The coalition, comprised of diverse housing finance stakeholders and organizations, also noted that industry participants would not be able to provide meaningful feedback to the bureau should it proceed with the QM rulemaking at this time, given the unprecedented events surrounding the coronavirus national emergency.
In addition, the group suggested that the bureau extend the temporary government-sponsored enterprise (GSE) QM patch until January 2022, or one year from finalization of any proposed rule following an appropriate notice and comment time period. The CFPB has indicated it has plans to let the GSE patch expire in 2021, with the possibility of a short-term extension to support the transition.
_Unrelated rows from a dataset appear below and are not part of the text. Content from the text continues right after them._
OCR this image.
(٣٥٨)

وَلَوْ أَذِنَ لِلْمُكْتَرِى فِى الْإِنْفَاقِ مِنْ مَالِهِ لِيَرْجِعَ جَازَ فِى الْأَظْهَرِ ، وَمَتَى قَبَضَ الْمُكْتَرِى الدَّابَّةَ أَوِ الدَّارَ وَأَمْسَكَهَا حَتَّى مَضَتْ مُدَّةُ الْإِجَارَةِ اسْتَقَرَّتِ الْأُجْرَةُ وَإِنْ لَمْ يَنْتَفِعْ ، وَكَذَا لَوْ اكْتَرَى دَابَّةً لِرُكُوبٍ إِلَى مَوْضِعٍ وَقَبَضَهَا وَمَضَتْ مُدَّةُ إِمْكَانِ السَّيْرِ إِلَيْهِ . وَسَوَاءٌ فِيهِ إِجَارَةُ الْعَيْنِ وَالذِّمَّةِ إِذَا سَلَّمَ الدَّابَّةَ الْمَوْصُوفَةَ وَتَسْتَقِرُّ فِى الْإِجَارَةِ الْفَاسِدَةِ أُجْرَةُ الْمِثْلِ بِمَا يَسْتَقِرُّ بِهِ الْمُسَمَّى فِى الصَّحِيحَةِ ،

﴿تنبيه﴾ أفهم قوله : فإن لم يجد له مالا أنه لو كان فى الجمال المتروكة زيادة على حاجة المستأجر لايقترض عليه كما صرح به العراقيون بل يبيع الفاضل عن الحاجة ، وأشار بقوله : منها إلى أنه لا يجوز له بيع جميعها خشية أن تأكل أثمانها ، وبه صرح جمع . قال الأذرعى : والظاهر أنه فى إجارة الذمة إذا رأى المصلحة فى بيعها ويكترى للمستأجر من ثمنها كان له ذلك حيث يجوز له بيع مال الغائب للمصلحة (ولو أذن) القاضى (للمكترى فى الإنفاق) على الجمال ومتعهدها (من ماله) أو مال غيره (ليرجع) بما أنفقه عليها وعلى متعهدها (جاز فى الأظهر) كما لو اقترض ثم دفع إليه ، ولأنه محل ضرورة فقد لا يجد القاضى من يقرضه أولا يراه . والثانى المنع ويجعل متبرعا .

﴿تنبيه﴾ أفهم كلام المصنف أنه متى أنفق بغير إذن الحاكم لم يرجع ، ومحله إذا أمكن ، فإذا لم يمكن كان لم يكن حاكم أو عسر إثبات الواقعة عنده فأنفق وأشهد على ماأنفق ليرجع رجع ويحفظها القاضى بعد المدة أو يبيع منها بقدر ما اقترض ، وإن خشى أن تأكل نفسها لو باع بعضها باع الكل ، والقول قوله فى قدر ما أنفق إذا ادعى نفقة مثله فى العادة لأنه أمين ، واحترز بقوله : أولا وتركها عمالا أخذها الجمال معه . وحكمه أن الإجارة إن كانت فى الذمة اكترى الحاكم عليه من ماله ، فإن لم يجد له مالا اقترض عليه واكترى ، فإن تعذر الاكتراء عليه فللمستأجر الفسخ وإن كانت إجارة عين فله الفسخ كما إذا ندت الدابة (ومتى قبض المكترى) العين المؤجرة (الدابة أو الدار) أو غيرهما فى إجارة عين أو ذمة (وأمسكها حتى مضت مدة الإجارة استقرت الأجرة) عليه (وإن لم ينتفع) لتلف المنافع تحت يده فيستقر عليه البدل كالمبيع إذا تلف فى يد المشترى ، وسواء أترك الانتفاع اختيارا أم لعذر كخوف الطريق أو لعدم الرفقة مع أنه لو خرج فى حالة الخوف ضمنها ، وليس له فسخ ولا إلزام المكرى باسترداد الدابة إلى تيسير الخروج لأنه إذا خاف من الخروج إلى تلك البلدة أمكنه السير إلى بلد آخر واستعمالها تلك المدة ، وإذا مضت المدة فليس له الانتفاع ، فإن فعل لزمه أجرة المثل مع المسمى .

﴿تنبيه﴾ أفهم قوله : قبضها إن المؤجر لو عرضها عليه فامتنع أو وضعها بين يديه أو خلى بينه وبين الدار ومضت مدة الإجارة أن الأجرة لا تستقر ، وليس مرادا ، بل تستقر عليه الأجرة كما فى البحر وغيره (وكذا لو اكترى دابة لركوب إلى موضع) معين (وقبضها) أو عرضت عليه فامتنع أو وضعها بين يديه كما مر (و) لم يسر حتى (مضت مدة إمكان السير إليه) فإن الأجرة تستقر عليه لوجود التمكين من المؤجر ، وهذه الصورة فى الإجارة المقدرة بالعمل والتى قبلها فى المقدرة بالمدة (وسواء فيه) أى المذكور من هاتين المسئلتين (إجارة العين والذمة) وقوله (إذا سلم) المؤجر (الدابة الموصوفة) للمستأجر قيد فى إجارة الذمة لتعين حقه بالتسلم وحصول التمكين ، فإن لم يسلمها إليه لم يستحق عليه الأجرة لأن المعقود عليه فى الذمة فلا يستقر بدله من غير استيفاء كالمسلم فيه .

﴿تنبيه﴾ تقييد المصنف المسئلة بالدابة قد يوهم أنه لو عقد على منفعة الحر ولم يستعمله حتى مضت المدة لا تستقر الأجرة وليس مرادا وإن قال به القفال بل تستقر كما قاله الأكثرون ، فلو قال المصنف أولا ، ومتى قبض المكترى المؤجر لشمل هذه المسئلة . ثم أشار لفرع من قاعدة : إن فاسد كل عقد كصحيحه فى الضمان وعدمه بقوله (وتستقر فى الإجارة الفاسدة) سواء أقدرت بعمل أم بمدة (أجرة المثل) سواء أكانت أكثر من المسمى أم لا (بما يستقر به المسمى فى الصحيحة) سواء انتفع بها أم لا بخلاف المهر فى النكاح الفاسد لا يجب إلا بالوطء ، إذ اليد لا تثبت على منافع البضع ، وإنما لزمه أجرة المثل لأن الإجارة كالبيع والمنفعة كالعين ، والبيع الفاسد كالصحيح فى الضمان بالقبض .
This letter comes following NAFCU President and CEO Dan Berger's and Executive Vice President of Government Affairs and General Counsel Carrie Hunt’s conversation with Kraninger and other bureau senior staff earlier this month, during which they reiterated credit unions' need for regulatory relief and requested the bureau hold off on the rulemaking.
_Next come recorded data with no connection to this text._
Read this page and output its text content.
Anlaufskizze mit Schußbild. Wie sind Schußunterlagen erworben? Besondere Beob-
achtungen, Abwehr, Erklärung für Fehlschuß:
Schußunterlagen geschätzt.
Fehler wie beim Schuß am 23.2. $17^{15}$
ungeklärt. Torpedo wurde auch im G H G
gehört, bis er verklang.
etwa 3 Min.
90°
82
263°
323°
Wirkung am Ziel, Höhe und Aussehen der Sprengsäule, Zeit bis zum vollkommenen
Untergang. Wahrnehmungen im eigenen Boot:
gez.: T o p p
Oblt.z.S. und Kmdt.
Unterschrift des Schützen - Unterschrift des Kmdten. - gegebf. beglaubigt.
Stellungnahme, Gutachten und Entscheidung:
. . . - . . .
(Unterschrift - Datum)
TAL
Berger and Hunt had called for a delay of rulemakings from the CFPB to ensure credit union resources can be full dedicated to serving members, along with a request to modernize the electronic disclosure and signature-related provisions of all its regulations.
The bureau has taken several steps to support financial institutions and consumers affected by coronavirus, including guidance on credit reporting requirements; relief from some reporting under the Home Mortgage Disclosure Act and Regulation C, as well as the Truth in Lending Act, Regulation Z and Regulation E; and encouragement to promote small-dollar lending and for financial institutions to work with borrowers.
As the industry's Washington Watchdog, NAFCU will continue to work with the CFPB and other regulators to ensure a regulatory environment that allows credit unions to serve their members throughout coronavirus relief efforts.
NAFCU has several resources available online to assist credit unions, including an updated summary table of regulator actions, detailing actions taken by agencies to provide guidance and relief to financial institutions.